The Oxford Training Centre‘s Keras for Deep Learning course provides an in-depth introduction to Keras, one of the most popular deep learning frameworks accessible today. This course is intended for both beginners and expert learners who are eager to explore the realm of deep learning. Keras, which is based on TensorFlow, provides an easy-to-use interface for creating, training, and deploying deep learning models, making it a powerful tool for AI and machine learning.
The Keras deep learning tutorial included in this course will walk you through all of the fundamental principles and practical techniques required to properly build neural networks using Keras. You will learn how to use the Keras machine learning library to create, train, and evaluate deep learning models. This course will also explore Keras for AI applications, including real-world examples of Keras deep learning models applied in several industries.
Objectives and Target Group
Objectives
By the end of this course, participants will be able to:
- Understand basic concepts of Keras for beginners and advanced Keras in deep learning.

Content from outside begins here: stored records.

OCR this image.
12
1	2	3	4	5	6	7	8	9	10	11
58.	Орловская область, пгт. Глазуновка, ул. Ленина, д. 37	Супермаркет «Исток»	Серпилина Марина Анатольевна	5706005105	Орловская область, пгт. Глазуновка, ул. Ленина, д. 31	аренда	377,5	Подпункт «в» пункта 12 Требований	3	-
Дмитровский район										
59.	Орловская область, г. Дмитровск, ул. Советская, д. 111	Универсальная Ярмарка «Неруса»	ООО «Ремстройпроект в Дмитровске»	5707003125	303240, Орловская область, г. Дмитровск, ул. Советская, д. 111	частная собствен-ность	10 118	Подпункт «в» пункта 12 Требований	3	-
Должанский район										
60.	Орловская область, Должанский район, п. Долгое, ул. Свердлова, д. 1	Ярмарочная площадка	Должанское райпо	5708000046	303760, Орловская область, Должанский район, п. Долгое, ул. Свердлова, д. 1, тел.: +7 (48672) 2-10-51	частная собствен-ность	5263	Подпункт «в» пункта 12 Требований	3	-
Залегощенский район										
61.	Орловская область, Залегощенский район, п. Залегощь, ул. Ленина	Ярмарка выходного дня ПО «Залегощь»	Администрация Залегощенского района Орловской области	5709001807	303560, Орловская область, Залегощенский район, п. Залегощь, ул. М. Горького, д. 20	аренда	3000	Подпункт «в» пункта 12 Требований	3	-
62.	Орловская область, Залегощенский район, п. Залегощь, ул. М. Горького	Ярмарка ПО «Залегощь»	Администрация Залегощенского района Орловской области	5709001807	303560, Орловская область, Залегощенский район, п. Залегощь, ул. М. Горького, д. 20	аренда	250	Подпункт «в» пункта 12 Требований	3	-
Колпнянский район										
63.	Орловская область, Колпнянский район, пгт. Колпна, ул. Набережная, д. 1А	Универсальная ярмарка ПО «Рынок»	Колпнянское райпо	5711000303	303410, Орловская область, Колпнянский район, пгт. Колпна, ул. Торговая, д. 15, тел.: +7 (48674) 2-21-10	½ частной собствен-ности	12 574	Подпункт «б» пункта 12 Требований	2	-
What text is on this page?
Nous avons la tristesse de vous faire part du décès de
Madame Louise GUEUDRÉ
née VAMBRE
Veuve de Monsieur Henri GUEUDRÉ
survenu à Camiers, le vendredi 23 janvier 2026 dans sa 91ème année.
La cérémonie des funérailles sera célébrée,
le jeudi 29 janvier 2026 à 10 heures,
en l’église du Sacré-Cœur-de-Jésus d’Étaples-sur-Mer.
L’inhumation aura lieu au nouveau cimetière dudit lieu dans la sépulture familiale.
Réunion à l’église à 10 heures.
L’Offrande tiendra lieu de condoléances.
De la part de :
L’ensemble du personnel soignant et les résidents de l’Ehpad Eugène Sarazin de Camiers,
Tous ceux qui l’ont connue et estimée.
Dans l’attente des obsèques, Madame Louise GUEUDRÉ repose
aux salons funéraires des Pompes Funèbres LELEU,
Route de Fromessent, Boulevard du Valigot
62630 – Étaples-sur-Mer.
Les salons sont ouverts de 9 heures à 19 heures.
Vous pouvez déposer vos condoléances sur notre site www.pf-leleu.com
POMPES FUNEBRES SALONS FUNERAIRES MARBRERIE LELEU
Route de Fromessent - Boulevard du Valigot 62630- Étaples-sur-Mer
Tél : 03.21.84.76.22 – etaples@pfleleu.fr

- Learn to build Keras models through designing, training, and validating neural networks.
- Get familiar with examples of Keras deep learning models applied to solve real-world AI challenges.
- Work with deep learning models using Keras, including various types of neural networks.
- Learn Keras for machine learning and understand how to apply machine learning through deep learning techniques.
- Use Keras and TensorFlow for deep learning to create scalable AI models.
- Deploy and optimize Keras Python deep learning models for production environments.
- Build and tune Keras neural networks using best practices from a range of AI applications.
- Critically apply Keras in modeling real-world deep learning solutions to complex issues across various topics.
Target Group
This course is ideal for:
- Beginners who have an interest in learning deep learning and AI, and want to get started with Keras for AI applications.
- Data scientists and machine learning practitioners looking to enhance their skills in Keras for machine learning and understand how to use deep learning frameworks effectively.
- AI enthusiasts who are eager to gain experience with the Keras deep learning framework and explore the field of deep learning with Keras.
- Software developers who want to integrate deep learning models into their applications and learn to build neural networks with Keras.
- Researchers and engineers working on advanced deep learning projects and seeking to improve their knowledge in Keras for advanced deep learning.
- Professionals in industries such as healthcare, finance, and technology who want to apply Keras for deep learning to solve business and research problems.
Course Content
This course is structured to provide a comprehensive and practical approach to building deep learning models using Keras. It includes detailed lessons on the following topics:
1. Introduction to Keras and Deep Learning
- Understanding deep learning and its applications in machine learning.
- Introduction to the Keras deep learning framework and its advantages for building neural networks.
- Overview of TensorFlow and how Keras interacts with it.
- Setting up the environment for Keras Python deep learning.
2. Building Your First Neural Network with Keras
- Introduction to neural networks and the building blocks of Keras neural networks.
- Step-by-step guide to building a simple neural network using Keras for beginners.
- Understanding layers, activation functions, and compiling models.
- Hands-on exercises to build and train a basic deep learning model.
3. Advanced Techniques in Keras
- Working with advanced Keras deep learning models examples.
- Implementing Convolutional Neural Networks (CNNs) and Recurrent Neural Networks (RNNs).
- Techniques for handling image, text, and time-series data with Keras for AI applications.
- Using Keras for advanced deep learning tasks like image recognition and natural language processing.
4. Optimizing and Evaluating Models
- Techniques for fine-tuning and optimizing Keras deep learning models.
- Model evaluation metrics: accuracy, precision, recall, and F1-score.
- Regularization and dropout methods to prevent overfitting.
- Hyperparameter tuning and using grid search with Keras.
5. Working with Complex Datasets
- Techniques for data preprocessing and augmentation using Keras for machine learning.
- Handling large datasets with batch processing.
- Introduction to transfer learning and pre-trained models.
- Applying Keras deep learning tutorial to complex datasets.
6. Deploying Deep Learning Models
- Exporting models and saving them for future use.
- Creating web applications with deep learning models using Flask or Django.
- Integration of Keras models into production environments.
- Overview of deploying Keras for machine learning models in the cloud.
7. Deep Learning with Keras and TensorFlow
- A deeper dive into using Keras for deep learning with TensorFlow as the backend.
- Benefits of TensorFlow and Keras together for building scalable AI systems.
- Example projects using deep learning with Keras and TensorFlow.